Kapolres Probolinggo, AKBP Wisnu Wardana menyampaikan, kasus tersebut kini sudah dimediasi secara terbuka dan kekeluargaan. Kepolisian dalam hal ini telah memanggil Luluk dan perwakilan keluarga pegawai untuk duduk bersama dan saling memaafkan.
“Kalau damai sudah tanggal 6 [September kemarin] mediasi," kata Wisnu saat dihubungi reporter Tirto, Jumat (8/9/2023).
Luluk sendiri, kata Wisnu, sudah mendapatkan teguran. Ia juga akan mendapatkan pembinaan langsung baik dari Polres maupun dari pimpinan.
“Sudah dilakukan peneguran dan pembinaan terhadap yang bersangkutan,” ujarnya.
Pasca proses mediasi, Luluk pun menyampaikan permintaan maaf.

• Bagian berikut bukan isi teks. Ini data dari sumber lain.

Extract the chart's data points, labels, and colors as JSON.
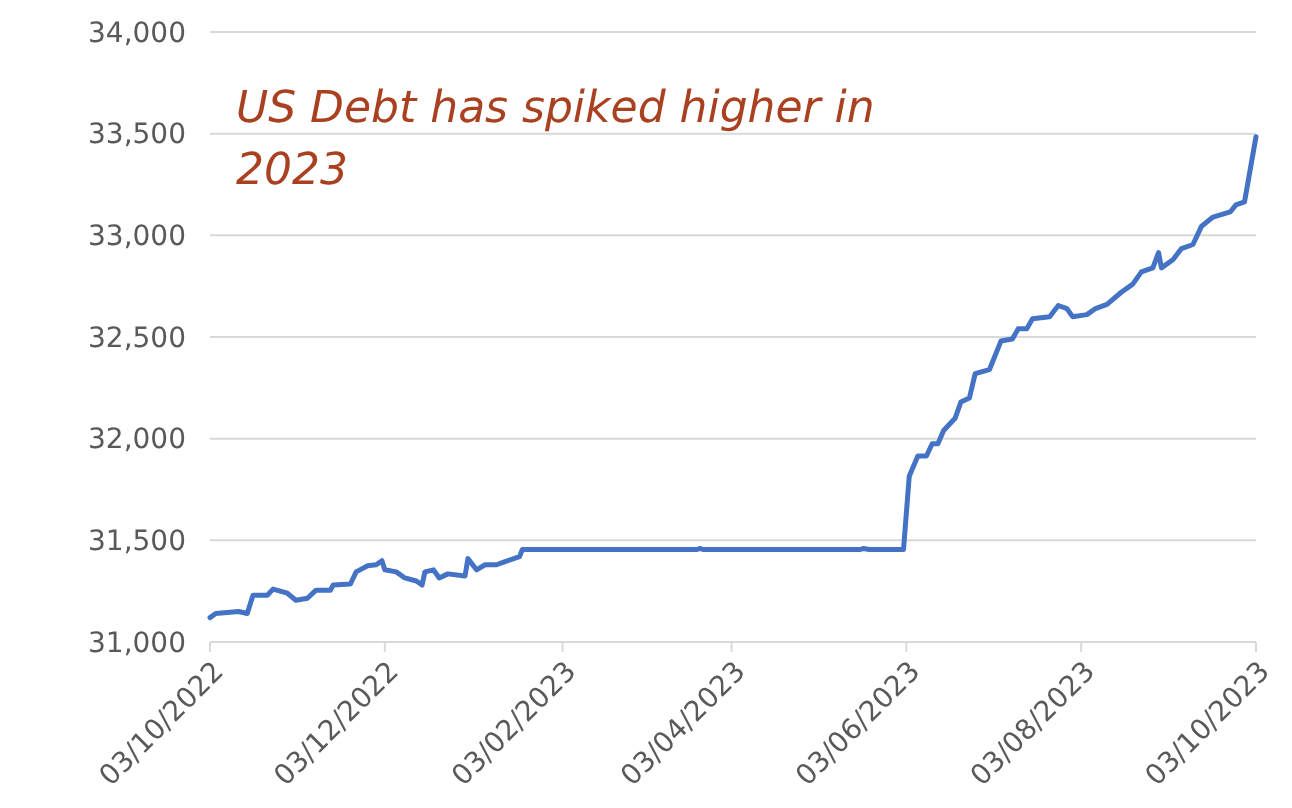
{
  "chart_data": {
    "type": "line",
    "annotations": [
      "US Debt has spiked higher in 2023"
    ],
    "x": [
      "2022-10-03",
      "2022-10-05",
      "2022-10-13",
      "2022-10-16",
      "2022-10-18",
      "2022-10-23",
      "2022-10-25",
      "2022-10-30",
      "2022-11-02",
      "2022-11-06",
      "2022-11-09",
      "2022-11-14",
      "2022-11-15",
      "2022-11-21",
      "2022-11-23",
      "2022-11-27",
      "2022-11-30",
      "2022-12-02",
      "2022-12-03",
      "2022-12-07",
      "2022-12-10",
      "2022-12-14",
      "2022-12-16",
      "2022-12-17",
      "2022-12-20",
      "2022-12-22",
      "2022-12-25",
      "2022-12-31",
      "2023-01-01",
      "2023-01-04",
      "2023-01-07",
      "2023-01-11",
      "2023-01-13",
      "2023-01-19",
      "2023-01-20",
      "2023-03-22",
      "2023-03-23",
      "2023-03-24",
      "2023-05-18",
      "2023-05-19",
      "2023-05-21",
      "2023-06-02",
      "2023-06-04",
      "2023-06-07",
      "2023-06-10",
      "2023-06-12",
      "2023-06-14",
      "2023-06-16",
      "2023-06-20",
      "2023-06-22",
      "2023-06-25",
      "2023-06-27",
      "2023-07-02",
      "2023-07-06",
      "2023-07-10",
      "2023-07-12",
      "2023-07-15",
      "2023-07-17",
      "2023-07-23",
      "2023-07-26",
      "2023-07-29",
      "2023-07-31",
      "2023-08-05",
      "2023-08-08",
      "2023-08-12",
      "2023-08-17",
      "2023-08-21",
      "2023-08-24",
      "2023-08-28",
      "2023-08-30",
      "2023-08-31",
      "2023-09-04",
      "2023-09-07",
      "2023-09-11",
      "2023-09-14",
      "2023-09-18",
      "2023-09-24",
      "2023-09-26",
      "2023-09-29",
      "2023-09-30",
      "2023-10-03"
    ],
    "series": [
      {
        "color": "#4472c4",
        "values": [
          31120,
          31140,
          31150,
          31140,
          31230,
          31230,
          31260,
          31240,
          31205,
          31215,
          31255,
          31255,
          31280,
          31285,
          31345,
          31375,
          31380,
          31400,
          31355,
          31345,
          31315,
          31300,
          31280,
          31345,
          31355,
          31315,
          31335,
          31325,
          31410,
          31355,
          31380,
          31380,
          31390,
          31420,
          31455,
          31455,
          31460,
          31455,
          31455,
          31460,
          31455,
          31455,
          31815,
          31915,
          31915,
          31975,
          31975,
          32040,
          32100,
          32180,
          32200,
          32320,
          32340,
          32480,
          32490,
          32540,
          32540,
          32590,
          32600,
          32655,
          32640,
          32600,
          32610,
          32640,
          32660,
          32720,
          32760,
          32820,
          32840,
          32915,
          32840,
          32880,
          32935,
          32955,
          33045,
          33090,
          33115,
          33150,
          33165,
          33245,
          33485
        ]
      }
    ],
    "ylim": [
      31000,
      34000
    ],
    "yticks": [
      {
        "value": 31000,
        "label": "31,000"
      },
      {
        "value": 31500,
        "label": "31,500"
      },
      {
        "value": 32000,
        "label": "32,000"
      },
      {
        "value": 32500,
        "label": "32,500"
      },
      {
        "value": 33000,
        "label": "33,000"
      },
      {
        "value": 33500,
        "label": "33,500"
      },
      {
        "value": 34000,
        "label": "34,000"
      }
    ],
    "xlim": [
      "2022-10-03",
      "2023-10-03"
    ],
    "xticks": [
      {
        "value": "2022-10-03",
        "label": "03/10/2022"
      },
      {
        "value": "2022-12-03",
        "label": "03/12/2022"
      },
      {
        "value": "2023-02-03",
        "label": "03/02/2023"
      },
      {
        "value": "2023-04-03",
        "label": "03/04/2023"
      },
      {
        "value": "2023-06-03",
        "label": "03/06/2023"
      },
      {
        "value": "2023-08-03",
        "label": "03/08/2023"
      },
      {
        "value": "2023-10-03",
        "label": "03/10/2023"
      }
    ],
    "grid": "y",
    "marker": "none",
    "line_style": "solid"
  }
}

“Saya Luluk Sofiatul Jannah, dengan segala kerendahan hati dan kesadaran diri saya mengucapkan permohonan maaf atas ketidakbijaksanaan saya dalam menggunakan media sosial yang telah menyebabkan kegaduhan dan perhatian masyarakat saat ini. Saya sangat menyesal apa yang saya lakukan dan sampaikan di akun media sosial tidak sepantasnya saya lakukan," tuturnya.
Karier Suami jadi Taruhan
Meski tidak dilakukan penahanan terhadap yang bersangkutan, tapi kasus ini menyeret Bripka Nuril, anggota Polri yang juga suami dari seleb Luluk. Bripka Nuril resmi dicopot dari jabatannya sebagai Kanit Binmas Polsek Tiris, Probolinggo, Jawa Timur.
“Sudah dilakukan pencopotan terhadap yang bersangkutan [Bripka Nuril] per 1 September 2023 kami copot," terang Wisnu.

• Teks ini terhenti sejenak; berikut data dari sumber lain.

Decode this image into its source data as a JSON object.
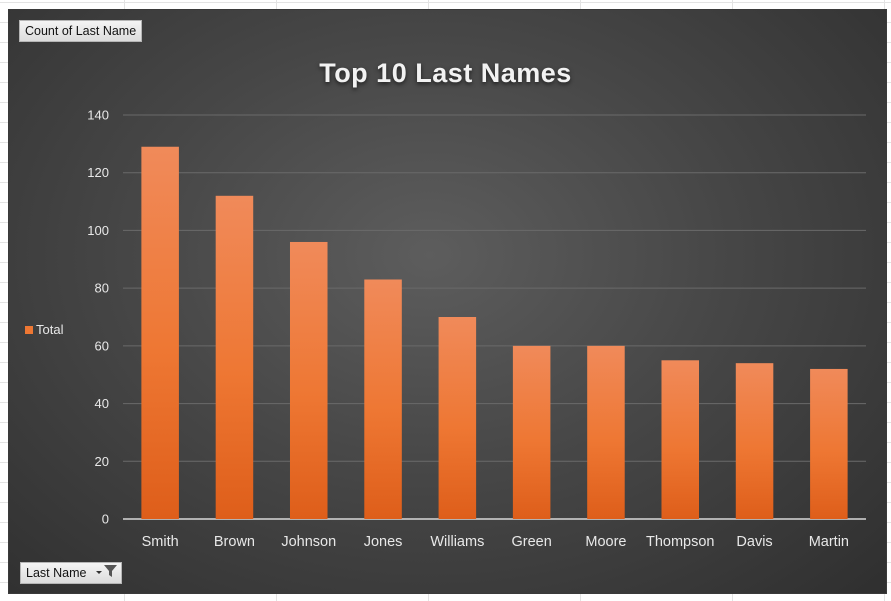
{
  "field_buttons": {
    "values_label": "Count of Last Name",
    "axis_label": "Last Name"
  },
  "legend": {
    "label": "Total",
    "color": "#ee7733"
  },
  "chart_data": {
    "type": "bar",
    "title": "Top 10 Last Names",
    "categories": [
      "Smith",
      "Brown",
      "Johnson",
      "Jones",
      "Williams",
      "Green",
      "Moore",
      "Thompson",
      "Davis",
      "Martin"
    ],
    "series": [
      {
        "name": "Total",
        "values": [
          129,
          112,
          96,
          83,
          70,
          60,
          60,
          55,
          54,
          52
        ]
      }
    ],
    "ylim": [
      0,
      140
    ],
    "yticks": [
      0,
      20,
      40,
      60,
      80,
      100,
      120,
      140
    ],
    "grid": true,
    "legend_position": "left",
    "colors": {
      "bar": "#ee7733",
      "background": "#474747",
      "text": "#e8e8e8"
    }
  }
}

Saat ini, lanjut Wisnu, Bripka Nuril sedang dilakukan proses untuk menjalani sidang etik. Kepolisian nantinya akan memberikan kepastian hukum kepada yang bersangkutan.

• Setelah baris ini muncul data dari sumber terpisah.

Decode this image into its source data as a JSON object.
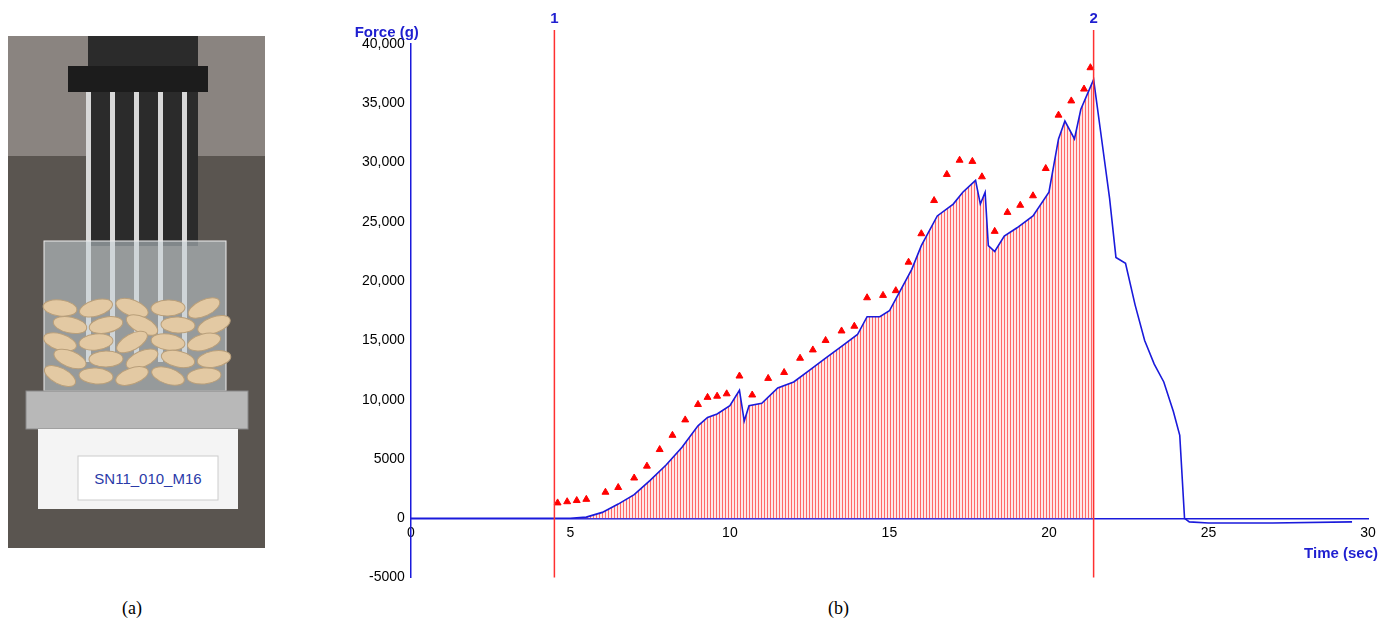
{
  "panel_labels": [
    "(a)",
    "(b)"
  ],
  "photo": {
    "card_text": "SN11_010_M16"
  },
  "chart_data": {
    "type": "line",
    "y_label": "Force (g)",
    "x_label": "Time (sec)",
    "xlim": [
      0,
      30
    ],
    "xticks": [
      0,
      5,
      10,
      15,
      20,
      25,
      30
    ],
    "ylim": [
      -5000,
      40000
    ],
    "yticks": [
      -5000,
      0,
      5000,
      {
        "value": 10000,
        "label": "10,000"
      },
      {
        "value": 15000,
        "label": "15,000"
      },
      {
        "value": 20000,
        "label": "20,000"
      },
      {
        "value": 25000,
        "label": "25,000"
      },
      {
        "value": 30000,
        "label": "30,000"
      },
      {
        "value": 35000,
        "label": "35,000"
      },
      {
        "value": 40000,
        "label": "40,000"
      }
    ],
    "grid": false,
    "annotations": [
      {
        "x": 4.5,
        "label": "1"
      },
      {
        "x": 21.4,
        "label": "2"
      }
    ],
    "series": [
      {
        "color": "#1a1adb",
        "line_style": "solid",
        "x": [
          0,
          4.5,
          5,
          5.5,
          6,
          6.5,
          7,
          7.5,
          8,
          8.5,
          9,
          9.3,
          9.6,
          10,
          10.3,
          10.45,
          10.6,
          11,
          11.5,
          12,
          12.5,
          13,
          13.5,
          14,
          14.3,
          14.7,
          15,
          15.3,
          15.7,
          16,
          16.5,
          17,
          17.3,
          17.7,
          17.85,
          18,
          18.1,
          18.3,
          18.6,
          19,
          19.5,
          20,
          20.3,
          20.5,
          20.8,
          21,
          21.4,
          21.6,
          21.9,
          22.1,
          22.4,
          22.7,
          23,
          23.3,
          23.6,
          23.9,
          24.1,
          24.25,
          24.4,
          25,
          27,
          29.5
        ],
        "values": [
          0,
          0,
          0,
          100,
          500,
          1200,
          2000,
          3200,
          4500,
          6000,
          7800,
          8500,
          8800,
          9500,
          10800,
          8200,
          9500,
          9700,
          11000,
          11500,
          12500,
          13500,
          14500,
          15500,
          17000,
          17000,
          17500,
          19000,
          21000,
          23000,
          25500,
          26500,
          27500,
          28500,
          26500,
          27500,
          23000,
          22500,
          23800,
          24500,
          25500,
          27500,
          32000,
          33500,
          32000,
          34500,
          37000,
          33000,
          27000,
          22000,
          21500,
          18000,
          15000,
          13000,
          11500,
          9000,
          7000,
          0,
          -300,
          -400,
          -400,
          -300
        ]
      },
      {
        "color": "#ff0000",
        "marker": "triangle",
        "x": [
          4.6,
          4.9,
          5.2,
          5.5,
          6.1,
          6.5,
          7,
          7.4,
          7.8,
          8.2,
          8.6,
          9,
          9.3,
          9.6,
          9.9,
          10.3,
          10.7,
          11.2,
          11.7,
          12.2,
          12.6,
          13,
          13.5,
          13.9,
          14.3,
          14.8,
          15.2,
          15.6,
          16,
          16.4,
          16.8,
          17.2,
          17.6,
          17.9,
          18.3,
          18.7,
          19.1,
          19.5,
          19.9,
          20.3,
          20.7,
          21.1,
          21.3
        ],
        "values": [
          1300,
          1400,
          1500,
          1600,
          2200,
          2600,
          3400,
          4400,
          5800,
          7000,
          8300,
          9600,
          10200,
          10300,
          10500,
          12000,
          10400,
          11800,
          12300,
          13500,
          14200,
          15000,
          15800,
          16200,
          18600,
          18800,
          19200,
          21600,
          24000,
          26800,
          29000,
          30200,
          30100,
          28800,
          24200,
          25800,
          26400,
          27200,
          29500,
          34000,
          35200,
          36200,
          38000
        ]
      }
    ]
  }
}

“Kami akan sidangkan kode etik. Segera mungkin karena ini masih pemeriksaan, kan, kami masih membutuhkan saksi-saksi dari pihak lain yang terlibat," ujarnya.
Peneliti bidang kepolisian dari Institute for Security and Strategic Studies (ISESS), Bambang Rukminto memahami, perilaku tersebut memang bukan pelanggaran berat, tetapi sedang. Karena hal ini menyangkut dengan kekerasan (bullying) non-fisik pada masyarakat.
“Istri personel atau bhayangkari juga bukan anggota kepolisian, yang bisa diberi sanksi adalah anggota polisi yang tak bisa menjaga perilaku anggota keluarganya," ujar dia kepada Tirto.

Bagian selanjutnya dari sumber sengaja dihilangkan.